This story came to mind when a couple of big-rigs loaded with
old fashioned bales of hay passed our motorhome. It had been a long time since I had seen hay
baled that way which brought back memories from my childhood.
Typical hay truck
When I was 12 years old my family moved out to the country or what was called country then.
Actually we moved to the suburbs to a low-income, blue-collar neighborhood. My father died just
before my sixth birthday; as a result we were part of the low-income people in the neighborhood.
Our house was next door to an agriculture auction that was open for business every weekend.
Conventional tri-wire bales of straw
For me to have spending money, I had to find a way to earn my own. Fortunately, a neighbor
boy, named Bob, introduced me to unloading hay trucks. One of the products sold at the auction
each weekend was hay. I think Bob was sorry he showed me how to unload hay trucks. Because I
lived next door to the agriculture auction I could hear the trucks come into the auction grounds.
I would have already struck a deal with the truck driver and be climbing to the top of the truck
by the time Bob arrived. He lived three houses down from the auction.
The hay was in the form of bales that were rectangular in shape, weighing from 35 to 100
pounds each and held together by two or three strands of twine or wire. The 2 string bales weighed
from 35 to 70 pounds and the three string bales weighed from 70 pounds all the way up to 100
The hay would arrive at the auction during the week usually in the late afternoon or early
evening. A few times a hay truck showed up after dark. Each truck would be carrying from 100
to 400 bales of hay. The hay was of several types including straw, sedan grass and alfalfa.
With hay bales being standard in size and shape, the type of hay and its water content determined
the weight of each bale. Fresh cut alfalfa usually made the heaviest bales, especially if
they had been in the rain before arriving at the ag auction.

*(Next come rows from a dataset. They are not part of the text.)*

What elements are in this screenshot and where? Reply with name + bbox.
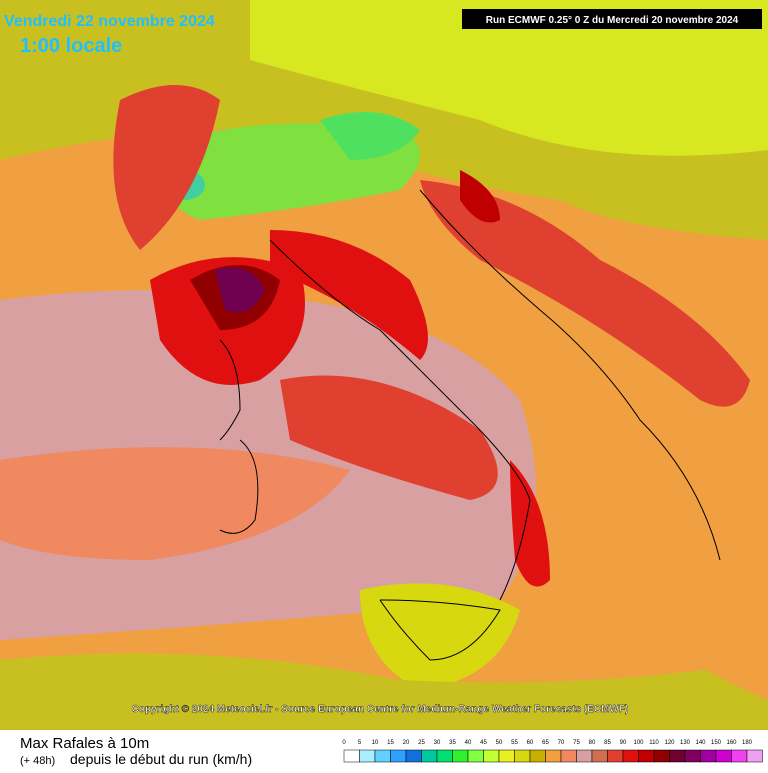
scale-label: 100 (633, 740, 644, 746)
scale-label: 70 (558, 740, 565, 746)
scale-swatch (405, 749, 422, 763)
coastlines (219, 189, 721, 661)
scale-label: 15 (387, 740, 394, 746)
scale-swatch (669, 749, 686, 763)
scale-label: 0 (342, 740, 346, 746)
scale-swatch (467, 749, 484, 763)
scale-swatch (436, 749, 453, 763)
scale-swatch (715, 749, 732, 763)
scale-swatch (452, 749, 469, 763)
run-info: Run ECMWF 0.25° 0 Z du Mercredi 20 novem… (486, 15, 739, 26)
time-title: 1:00 locale (20, 35, 122, 57)
scale-label: 90 (620, 740, 627, 746)
scale-swatch (374, 749, 391, 763)
scale-label: 45 (480, 740, 487, 746)
scale-label: 50 (496, 740, 503, 746)
scale-swatch (529, 749, 546, 763)
scale-swatch (746, 749, 763, 763)
scale-swatch (607, 749, 624, 763)
run-banner (462, 9, 762, 29)
scale-swatch (591, 749, 608, 763)
scale-label: 150 (711, 740, 722, 746)
date-title: Vendredi 22 novembre 2024 (4, 13, 215, 30)
scale-label: 110 (649, 740, 659, 746)
copyright: Copyright © 2024 Meteociel.fr - Source E… (132, 704, 629, 715)
scale-label: 75 (573, 740, 580, 746)
scale-label: 25 (418, 740, 425, 746)
legend-subtitle: depuis le début du run (km/h) (70, 751, 252, 767)
scale-label: 60 (527, 740, 534, 746)
scale-label: 80 (589, 740, 596, 746)
scale-label: 160 (726, 740, 737, 746)
wind-field (0, 0, 768, 730)
legend-title: Max Rafales à 10m (20, 735, 149, 752)
scale-label: 65 (542, 740, 549, 746)
scale-swatch (653, 749, 670, 763)
scale-swatch (731, 749, 748, 763)
scale-label: 180 (742, 740, 753, 746)
scale-swatch (514, 749, 531, 763)
scale-swatch (343, 749, 360, 763)
scale-label: 5 (358, 740, 362, 746)
scale-swatch (498, 749, 515, 763)
scale-label: 130 (680, 740, 691, 746)
scale-label: 20 (403, 740, 410, 746)
scale-swatch (483, 749, 500, 763)
scale-swatch (421, 749, 438, 763)
scale-label: 85 (604, 740, 611, 746)
scale-label: 120 (664, 740, 675, 746)
scale-swatch (576, 749, 593, 763)
scale-swatch (560, 749, 577, 763)
scale-label: 10 (372, 740, 379, 746)
scale-label: 35 (449, 740, 456, 746)
scale-label: 140 (695, 740, 706, 746)
scale-swatch (700, 749, 717, 763)
scale-swatch (390, 749, 407, 763)
scale-label: 40 (465, 740, 472, 746)
scale-swatch (622, 749, 639, 763)
scale-label: 30 (434, 740, 441, 746)
scale-swatch (638, 749, 655, 763)
scale-swatch (684, 749, 701, 763)
scale-label: 55 (511, 740, 518, 746)
scale-swatch (545, 749, 562, 763)
scale-swatch (359, 749, 376, 763)
legend-prefix: (+ 48h) (20, 755, 55, 767)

The trucks, bringing the hay, were stacked with bales to as high 12 to 13 feet. A few trucks
were stacked as high as 14 feet and the driver had to plan a route that didn’t have any
low underpasses or bridges. The first thing I learned was how to climb up the vertical side
of a load of hay. It helped me to be a 12 year bean pole of a kid.
I learned right away that I usually could choose to unload the truck or stack the bales that
were unloaded. At first I tried stacking because I was somewhat afraid of heights. I learned
very quickly that I wasn’t able to stack bales that sometimes weighed more than half as
much as me. The stacks contained 10 bales with a stack being just a little lower than I was
tall. This meant that I really had to struggle getting the last bale on top of a stack. So I
normally took the high ground on top of the truck.
Once up high I had to learn the proper way to drop a bale of hay. If dropped correctly the
bale would land intact with a solid thump. If a bale landed on one of its corners there was
a twang sound as the stings broke and hay flew all over. This doesn’t sound too bad until
you hear about the consequences.
One way hay is baled today
Up to 6 ft. in diameter
First I should talk about how I got paid; I charged one cent per bale unloaded. My average
pay was around two dollars, however, on one particularly large load I made over $4. I could
unload as many as three trucks in one day, but I usually unloaded one or two in one day. If
I was lucky I would get trucks coming in every day.
I really had an incentive to learn to drop the bales flat because I had to pay for any bales
I broke. The bales would normally sell for 40 cents to as high as $1.10 per bale. If I broke
a bale I was usually charged 50 cents for any bales broken. Over a three year period I paid
for only 4 or 5 bales, most of which I broke during the first six months I unloaded hay. By
the time I was 14 years old I was able to drop bales without breaking a single one.
Unloading hay was how I made my spending money until I was a little older than 14. I also
mowed a few lawns until I got my first real job washing dishes at Cal's Chuckwagon Truck Stop
and Café, a place that no longer exists.